As the rest of the nation prepares to celebrate Independence Day, New York Daily News columnist Gersh Kuntzman wants to rain on your parade. He is calling for the ban of God Bless America at baseball stadiums across the country. Naturally he uses the word “stadia” instead of “stadiums” to prove just how damn smart he thinks he is.
Kuntzman is the same liberal wuss (redundant, I know) who recently scribbled the anti-2nd Amendment hit piece “What is it like to fire an AR-15? It’s horrifying, menacing and very very loud.” The cowardly columnist wrote:
The recoil bruised my shoulder, which can happen if you don’t know what you’re doing. The brass shell casings disoriented me as they flew past my face. The smell of sulfur and destruction made me sick. The explosions — loud like a bomb — gave me a temporary form of PTSD. For at least an hour after firing the gun just a few times, I was anxious and irritable.
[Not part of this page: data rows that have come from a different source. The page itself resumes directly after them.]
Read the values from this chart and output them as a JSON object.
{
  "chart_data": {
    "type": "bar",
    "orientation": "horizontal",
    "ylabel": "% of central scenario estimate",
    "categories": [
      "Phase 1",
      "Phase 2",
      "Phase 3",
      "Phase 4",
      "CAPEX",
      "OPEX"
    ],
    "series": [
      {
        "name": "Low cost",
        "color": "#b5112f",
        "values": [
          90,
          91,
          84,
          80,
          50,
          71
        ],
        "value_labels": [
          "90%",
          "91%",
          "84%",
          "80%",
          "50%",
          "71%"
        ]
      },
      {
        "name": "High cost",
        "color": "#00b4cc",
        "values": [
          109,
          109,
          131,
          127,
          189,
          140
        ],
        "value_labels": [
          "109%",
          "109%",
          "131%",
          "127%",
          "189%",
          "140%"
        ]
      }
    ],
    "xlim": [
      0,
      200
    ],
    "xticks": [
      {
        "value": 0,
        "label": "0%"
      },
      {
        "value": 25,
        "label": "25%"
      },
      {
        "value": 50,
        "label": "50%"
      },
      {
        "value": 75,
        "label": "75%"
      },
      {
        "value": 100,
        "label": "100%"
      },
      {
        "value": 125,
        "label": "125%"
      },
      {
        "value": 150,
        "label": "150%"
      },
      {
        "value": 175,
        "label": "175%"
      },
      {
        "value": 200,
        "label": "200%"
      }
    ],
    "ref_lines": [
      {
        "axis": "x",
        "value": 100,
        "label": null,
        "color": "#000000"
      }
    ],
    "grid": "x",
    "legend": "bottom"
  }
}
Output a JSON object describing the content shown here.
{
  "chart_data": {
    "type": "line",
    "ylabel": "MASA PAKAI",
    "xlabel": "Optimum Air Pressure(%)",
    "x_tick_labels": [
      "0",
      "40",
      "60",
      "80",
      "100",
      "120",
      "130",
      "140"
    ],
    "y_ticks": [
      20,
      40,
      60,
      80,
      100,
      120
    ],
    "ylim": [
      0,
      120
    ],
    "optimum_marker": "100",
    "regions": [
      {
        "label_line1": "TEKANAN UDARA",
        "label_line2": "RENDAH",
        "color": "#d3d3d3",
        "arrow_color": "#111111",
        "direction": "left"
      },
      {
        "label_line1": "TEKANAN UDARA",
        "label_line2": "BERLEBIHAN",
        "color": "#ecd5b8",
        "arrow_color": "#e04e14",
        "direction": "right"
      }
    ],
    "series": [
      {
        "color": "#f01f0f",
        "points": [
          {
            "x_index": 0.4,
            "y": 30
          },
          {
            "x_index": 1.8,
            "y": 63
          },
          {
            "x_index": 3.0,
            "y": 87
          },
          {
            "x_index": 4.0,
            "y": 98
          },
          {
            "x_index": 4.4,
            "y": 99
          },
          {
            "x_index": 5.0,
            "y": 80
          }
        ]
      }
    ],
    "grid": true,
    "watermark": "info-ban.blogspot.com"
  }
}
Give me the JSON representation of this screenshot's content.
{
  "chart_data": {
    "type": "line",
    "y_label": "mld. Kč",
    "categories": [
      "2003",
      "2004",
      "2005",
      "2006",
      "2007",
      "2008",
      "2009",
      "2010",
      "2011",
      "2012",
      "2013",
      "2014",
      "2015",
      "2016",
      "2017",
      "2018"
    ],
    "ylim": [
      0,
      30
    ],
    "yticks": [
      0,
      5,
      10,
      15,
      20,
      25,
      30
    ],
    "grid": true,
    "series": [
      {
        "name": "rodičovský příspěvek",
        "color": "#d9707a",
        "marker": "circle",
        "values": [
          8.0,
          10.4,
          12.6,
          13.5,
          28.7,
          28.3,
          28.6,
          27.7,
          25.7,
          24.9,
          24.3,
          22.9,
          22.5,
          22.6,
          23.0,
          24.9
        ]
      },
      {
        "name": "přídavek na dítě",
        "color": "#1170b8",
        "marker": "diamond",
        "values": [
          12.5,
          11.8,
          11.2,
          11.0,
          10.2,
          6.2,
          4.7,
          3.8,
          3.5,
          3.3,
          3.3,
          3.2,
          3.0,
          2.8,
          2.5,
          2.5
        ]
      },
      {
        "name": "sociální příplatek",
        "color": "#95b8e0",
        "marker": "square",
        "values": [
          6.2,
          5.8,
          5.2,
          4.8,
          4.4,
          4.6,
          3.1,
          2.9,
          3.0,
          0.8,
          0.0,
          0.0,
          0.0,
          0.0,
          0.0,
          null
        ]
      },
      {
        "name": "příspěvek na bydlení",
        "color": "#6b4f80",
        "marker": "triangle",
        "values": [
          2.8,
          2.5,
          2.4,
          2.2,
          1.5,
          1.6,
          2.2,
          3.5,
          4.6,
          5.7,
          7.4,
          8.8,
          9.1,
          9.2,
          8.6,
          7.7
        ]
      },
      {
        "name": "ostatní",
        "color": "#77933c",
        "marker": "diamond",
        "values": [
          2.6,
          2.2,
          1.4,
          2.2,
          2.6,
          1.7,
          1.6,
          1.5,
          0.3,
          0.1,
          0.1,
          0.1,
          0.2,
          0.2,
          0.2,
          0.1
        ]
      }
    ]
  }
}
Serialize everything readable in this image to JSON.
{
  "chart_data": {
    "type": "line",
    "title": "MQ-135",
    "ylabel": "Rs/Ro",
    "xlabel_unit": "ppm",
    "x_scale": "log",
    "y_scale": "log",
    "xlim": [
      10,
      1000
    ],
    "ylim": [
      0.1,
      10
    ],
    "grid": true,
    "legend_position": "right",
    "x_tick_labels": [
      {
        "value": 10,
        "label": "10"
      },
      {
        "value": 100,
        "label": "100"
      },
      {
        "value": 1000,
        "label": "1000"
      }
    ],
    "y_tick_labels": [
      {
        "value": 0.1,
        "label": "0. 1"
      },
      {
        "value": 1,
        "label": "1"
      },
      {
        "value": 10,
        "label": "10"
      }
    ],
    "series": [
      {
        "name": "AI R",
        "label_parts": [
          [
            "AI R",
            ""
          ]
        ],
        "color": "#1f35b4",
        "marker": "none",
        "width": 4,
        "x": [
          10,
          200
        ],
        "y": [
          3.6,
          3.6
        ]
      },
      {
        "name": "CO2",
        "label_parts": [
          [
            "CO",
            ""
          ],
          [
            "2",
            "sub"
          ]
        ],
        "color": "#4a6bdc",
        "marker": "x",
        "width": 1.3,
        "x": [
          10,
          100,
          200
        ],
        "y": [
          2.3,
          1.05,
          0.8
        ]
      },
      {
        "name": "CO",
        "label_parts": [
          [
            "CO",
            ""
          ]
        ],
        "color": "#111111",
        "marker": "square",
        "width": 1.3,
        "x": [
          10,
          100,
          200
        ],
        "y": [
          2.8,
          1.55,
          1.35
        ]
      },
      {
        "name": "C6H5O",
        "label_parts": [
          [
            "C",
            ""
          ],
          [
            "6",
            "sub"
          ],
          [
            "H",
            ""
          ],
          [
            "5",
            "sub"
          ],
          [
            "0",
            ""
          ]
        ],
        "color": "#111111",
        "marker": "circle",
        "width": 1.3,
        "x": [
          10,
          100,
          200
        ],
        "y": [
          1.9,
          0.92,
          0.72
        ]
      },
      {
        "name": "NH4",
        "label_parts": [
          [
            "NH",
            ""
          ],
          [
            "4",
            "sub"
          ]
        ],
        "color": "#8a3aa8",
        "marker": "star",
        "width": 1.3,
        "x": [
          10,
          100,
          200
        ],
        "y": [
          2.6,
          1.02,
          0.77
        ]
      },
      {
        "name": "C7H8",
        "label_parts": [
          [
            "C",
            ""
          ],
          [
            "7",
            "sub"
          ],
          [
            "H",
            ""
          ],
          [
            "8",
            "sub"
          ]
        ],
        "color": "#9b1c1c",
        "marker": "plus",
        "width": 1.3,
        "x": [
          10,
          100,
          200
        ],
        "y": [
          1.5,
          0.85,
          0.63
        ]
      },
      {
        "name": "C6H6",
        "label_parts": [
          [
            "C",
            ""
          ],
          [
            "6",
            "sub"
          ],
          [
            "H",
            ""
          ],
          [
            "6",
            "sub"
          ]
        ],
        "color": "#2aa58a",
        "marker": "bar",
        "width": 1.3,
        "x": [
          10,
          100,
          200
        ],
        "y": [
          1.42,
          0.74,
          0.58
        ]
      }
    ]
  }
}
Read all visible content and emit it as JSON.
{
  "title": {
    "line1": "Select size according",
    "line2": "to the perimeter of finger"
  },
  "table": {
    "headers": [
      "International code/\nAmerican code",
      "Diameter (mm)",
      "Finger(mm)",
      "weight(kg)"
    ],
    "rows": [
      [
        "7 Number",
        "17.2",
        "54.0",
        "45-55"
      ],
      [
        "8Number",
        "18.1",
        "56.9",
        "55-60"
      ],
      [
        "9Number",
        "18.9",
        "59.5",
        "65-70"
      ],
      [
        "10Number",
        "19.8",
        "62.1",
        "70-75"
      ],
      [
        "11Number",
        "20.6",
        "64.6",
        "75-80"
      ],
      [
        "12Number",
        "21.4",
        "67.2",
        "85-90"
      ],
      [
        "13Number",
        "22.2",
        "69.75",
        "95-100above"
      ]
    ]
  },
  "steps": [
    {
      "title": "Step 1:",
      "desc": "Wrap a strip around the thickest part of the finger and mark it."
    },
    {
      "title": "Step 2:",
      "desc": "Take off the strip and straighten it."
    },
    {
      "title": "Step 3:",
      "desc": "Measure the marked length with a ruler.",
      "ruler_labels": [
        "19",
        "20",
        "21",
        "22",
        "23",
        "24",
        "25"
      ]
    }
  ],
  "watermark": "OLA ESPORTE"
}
PTSD, seriously? From firing a gun in the safety of an indoor range while wearing protective earmuffs? This guy has sand in his nethers. His exaggerated description sounds like a fire-and-brimstone sermon on hell. Seriously, what does “destruction” even smell like? Is it anything like Michael Moore’s bathroom after binge-eating burritos?
As for God Bless America, Kuntzman has little good to say. After stating it should be banned from being played during the Seventh Inning Stretch, he explains why in typical leftwing fashion. Looking down his nose, he says that the song has become “as much a symbol of post-war patriotism as the flag, the space program and all the white people moving to the suburbs” (italics mine).
Notice how everything comes down to race with leftists.
He insultingly continues. The song embodies “our worst things: self-righteousness, forced piety, earnest self-reverence.”
So patriotism and pride in our nation are bad things? Is it any surprise this America-hater decided to write his screed on the Fourth of July weekend?
Despite wimps like Mr. Kuntzman, America remains the greatest country in the history of the world. If he doesn’t agree, there are numerous places he can go instead. Let me suggest a fire-and-brimstone destination.